Mariscal Vicente Guerrero
Otros antiguos insurgentes no estuvieron invitados a la coronación, pero sí al gobierno, y desde ahí seguían uniéndose a las logias masónicas, que continuaban infiltrándose en lo más profundo de la política imperial, todas controladas desde Filadelfia y Nueva Orleans. La masonería logró despertar en muchos un radicalismo y un fanatismo mayor al provocado por la religión. Se decían hermanos y, antes que a cualquier otra causa, antes que a la amistad, la lealtad o la patria misma, respondían a sus hermanos.
Las logias fueron básicamente partidos políticos donde encontraron buen cobijo, en un inicio, los antiguos insurgentes desplazados, los que sentían que el fruto de once años de guerra había sido levantado por el hombre que los exterminó y que ahora ceñía sus sienes con una corona. Todos en el Imperio Mexicano eran católicos, pero la vieja guardia de insurgentes nunca olvidó que la Iglesia excomulgó a Hidalgo y a Morelos y se opuso encarnizadamente a la libertad, y que fue luego esa misma Iglesia la que apoyó a Iturbide en su proyecto.

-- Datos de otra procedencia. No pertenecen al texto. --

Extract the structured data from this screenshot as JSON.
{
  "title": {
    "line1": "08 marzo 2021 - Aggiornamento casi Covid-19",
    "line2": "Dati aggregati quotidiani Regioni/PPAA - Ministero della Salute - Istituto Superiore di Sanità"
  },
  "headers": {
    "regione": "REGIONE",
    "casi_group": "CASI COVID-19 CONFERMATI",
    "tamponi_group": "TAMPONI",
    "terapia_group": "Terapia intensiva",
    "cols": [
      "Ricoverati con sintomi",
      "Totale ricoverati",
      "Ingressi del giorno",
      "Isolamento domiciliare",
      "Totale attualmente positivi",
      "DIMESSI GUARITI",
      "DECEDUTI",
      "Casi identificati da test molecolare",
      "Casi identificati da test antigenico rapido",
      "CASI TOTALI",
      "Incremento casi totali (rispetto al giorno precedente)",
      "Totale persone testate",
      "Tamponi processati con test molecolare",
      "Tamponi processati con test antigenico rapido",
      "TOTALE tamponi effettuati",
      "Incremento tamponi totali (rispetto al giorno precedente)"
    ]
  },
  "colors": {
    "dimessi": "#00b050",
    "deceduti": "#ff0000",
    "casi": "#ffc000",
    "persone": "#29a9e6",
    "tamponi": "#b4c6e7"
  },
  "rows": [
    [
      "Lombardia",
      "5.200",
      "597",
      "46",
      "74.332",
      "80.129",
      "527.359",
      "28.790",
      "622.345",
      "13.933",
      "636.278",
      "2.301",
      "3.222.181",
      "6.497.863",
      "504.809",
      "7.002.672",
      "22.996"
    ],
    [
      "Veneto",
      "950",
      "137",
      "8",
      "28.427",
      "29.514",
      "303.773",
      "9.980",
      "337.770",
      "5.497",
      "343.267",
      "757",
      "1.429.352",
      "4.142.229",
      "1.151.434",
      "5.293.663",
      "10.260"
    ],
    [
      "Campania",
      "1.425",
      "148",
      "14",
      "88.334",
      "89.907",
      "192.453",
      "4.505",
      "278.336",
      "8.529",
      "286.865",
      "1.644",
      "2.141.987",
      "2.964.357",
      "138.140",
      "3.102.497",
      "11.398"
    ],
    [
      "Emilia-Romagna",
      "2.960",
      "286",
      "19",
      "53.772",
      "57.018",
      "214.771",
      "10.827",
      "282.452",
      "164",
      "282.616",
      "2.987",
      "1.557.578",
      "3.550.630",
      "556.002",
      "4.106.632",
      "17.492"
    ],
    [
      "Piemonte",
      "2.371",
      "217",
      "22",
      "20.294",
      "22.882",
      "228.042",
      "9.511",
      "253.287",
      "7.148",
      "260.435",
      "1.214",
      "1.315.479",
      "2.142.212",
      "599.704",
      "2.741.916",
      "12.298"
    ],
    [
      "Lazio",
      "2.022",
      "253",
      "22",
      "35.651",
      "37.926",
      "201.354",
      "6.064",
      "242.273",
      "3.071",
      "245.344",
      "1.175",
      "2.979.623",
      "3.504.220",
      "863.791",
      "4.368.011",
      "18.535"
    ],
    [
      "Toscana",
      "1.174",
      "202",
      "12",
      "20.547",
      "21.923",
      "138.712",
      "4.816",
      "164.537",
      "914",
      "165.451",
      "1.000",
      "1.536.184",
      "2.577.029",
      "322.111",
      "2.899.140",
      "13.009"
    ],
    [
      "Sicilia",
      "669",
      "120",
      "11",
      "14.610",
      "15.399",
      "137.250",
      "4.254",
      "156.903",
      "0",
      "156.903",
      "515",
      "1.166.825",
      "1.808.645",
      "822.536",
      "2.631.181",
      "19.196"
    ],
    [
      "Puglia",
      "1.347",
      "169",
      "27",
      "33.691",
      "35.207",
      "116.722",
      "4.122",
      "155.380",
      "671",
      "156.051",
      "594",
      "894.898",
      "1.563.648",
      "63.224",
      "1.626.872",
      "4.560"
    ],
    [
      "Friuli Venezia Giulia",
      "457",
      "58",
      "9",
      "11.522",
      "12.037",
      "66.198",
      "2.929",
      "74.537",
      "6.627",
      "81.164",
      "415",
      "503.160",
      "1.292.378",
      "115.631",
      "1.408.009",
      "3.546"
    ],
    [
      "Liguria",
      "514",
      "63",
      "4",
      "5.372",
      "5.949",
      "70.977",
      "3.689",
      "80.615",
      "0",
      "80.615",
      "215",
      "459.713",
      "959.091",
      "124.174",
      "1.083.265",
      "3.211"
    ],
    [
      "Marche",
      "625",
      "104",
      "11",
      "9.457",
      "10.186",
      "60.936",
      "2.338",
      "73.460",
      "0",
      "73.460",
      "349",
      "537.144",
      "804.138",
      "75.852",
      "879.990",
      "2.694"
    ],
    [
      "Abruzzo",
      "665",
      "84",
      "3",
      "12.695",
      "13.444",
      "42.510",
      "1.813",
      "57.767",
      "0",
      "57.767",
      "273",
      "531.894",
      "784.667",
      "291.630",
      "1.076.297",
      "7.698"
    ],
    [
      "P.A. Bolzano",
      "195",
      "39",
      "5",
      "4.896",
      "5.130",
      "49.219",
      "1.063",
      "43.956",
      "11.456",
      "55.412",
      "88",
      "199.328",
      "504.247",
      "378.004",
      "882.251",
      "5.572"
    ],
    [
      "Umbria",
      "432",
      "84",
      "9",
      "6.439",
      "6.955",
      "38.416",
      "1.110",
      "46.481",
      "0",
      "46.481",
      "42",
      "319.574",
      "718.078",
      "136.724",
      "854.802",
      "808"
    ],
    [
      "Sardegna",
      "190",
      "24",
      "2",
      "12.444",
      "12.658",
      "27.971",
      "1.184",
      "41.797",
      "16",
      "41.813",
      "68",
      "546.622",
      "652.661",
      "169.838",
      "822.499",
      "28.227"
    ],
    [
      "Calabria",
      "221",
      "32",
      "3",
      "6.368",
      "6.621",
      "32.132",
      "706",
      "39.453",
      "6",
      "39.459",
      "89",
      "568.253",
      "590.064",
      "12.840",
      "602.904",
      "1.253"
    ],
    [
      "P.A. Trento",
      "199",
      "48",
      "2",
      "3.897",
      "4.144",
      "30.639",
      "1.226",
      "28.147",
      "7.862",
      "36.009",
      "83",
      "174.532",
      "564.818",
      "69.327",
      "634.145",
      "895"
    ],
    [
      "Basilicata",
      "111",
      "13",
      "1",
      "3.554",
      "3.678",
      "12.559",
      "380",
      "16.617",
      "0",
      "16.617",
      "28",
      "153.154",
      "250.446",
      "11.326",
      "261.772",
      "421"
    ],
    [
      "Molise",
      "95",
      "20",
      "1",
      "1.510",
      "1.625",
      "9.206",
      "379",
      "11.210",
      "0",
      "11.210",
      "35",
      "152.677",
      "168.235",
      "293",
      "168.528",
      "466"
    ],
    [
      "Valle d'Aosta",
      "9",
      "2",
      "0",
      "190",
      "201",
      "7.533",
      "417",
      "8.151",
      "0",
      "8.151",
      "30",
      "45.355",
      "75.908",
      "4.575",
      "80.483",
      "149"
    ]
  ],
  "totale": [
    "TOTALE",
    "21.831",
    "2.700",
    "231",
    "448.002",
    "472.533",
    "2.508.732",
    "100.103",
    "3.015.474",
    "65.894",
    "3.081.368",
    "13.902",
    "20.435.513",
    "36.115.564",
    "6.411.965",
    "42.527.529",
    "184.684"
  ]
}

Fue así como se integraron las primeras formaciones políticas, el germen de los conservadores y los liberales. Los primeros eran los que, junto a Iturbide, se cambiaron de bando y obtuvieron la Independencia; los segundos fueron los insurgentes resentidos, que vieron en la Iglesia como institución, más allá de la fe, a una enemiga de su causa, y por eso se unieron a clubes masónicos. Tal fue el caso de Servando Mier, Manuel Mier y Terán, Guadalupe Victoria y, particularmente, el de dos hombres cuya ignorancia le facilitó a un agente norteamericano su misión de desestabilizar al gobierno de Iturbide: Nicolás Bravo y Vicente Guerrero.
Algunos, como Mier y Terán, Servando Mier o Victoria, habían obtenido con votos su lugar en el Congreso; otros, como Bravo, Guerrero y Andrés Quintana Roo, le debían todo lo que tenían al emperador, los primeros cubiertos de galones militares y el segundo como ministro de Estado del imperio. Todos juraron lealtad a su emperador en algún momento y todos fueron traidores, sin saberlo siquiera, al servicio del gigante vecino del norte. Sólo una persona podía ufanarse de no ser tildado de traidor, el hombre que siempre le dijo a la cara a Agustín de Iturbide que no pararía hasta destruir el imperio: Guadalupe Victoria.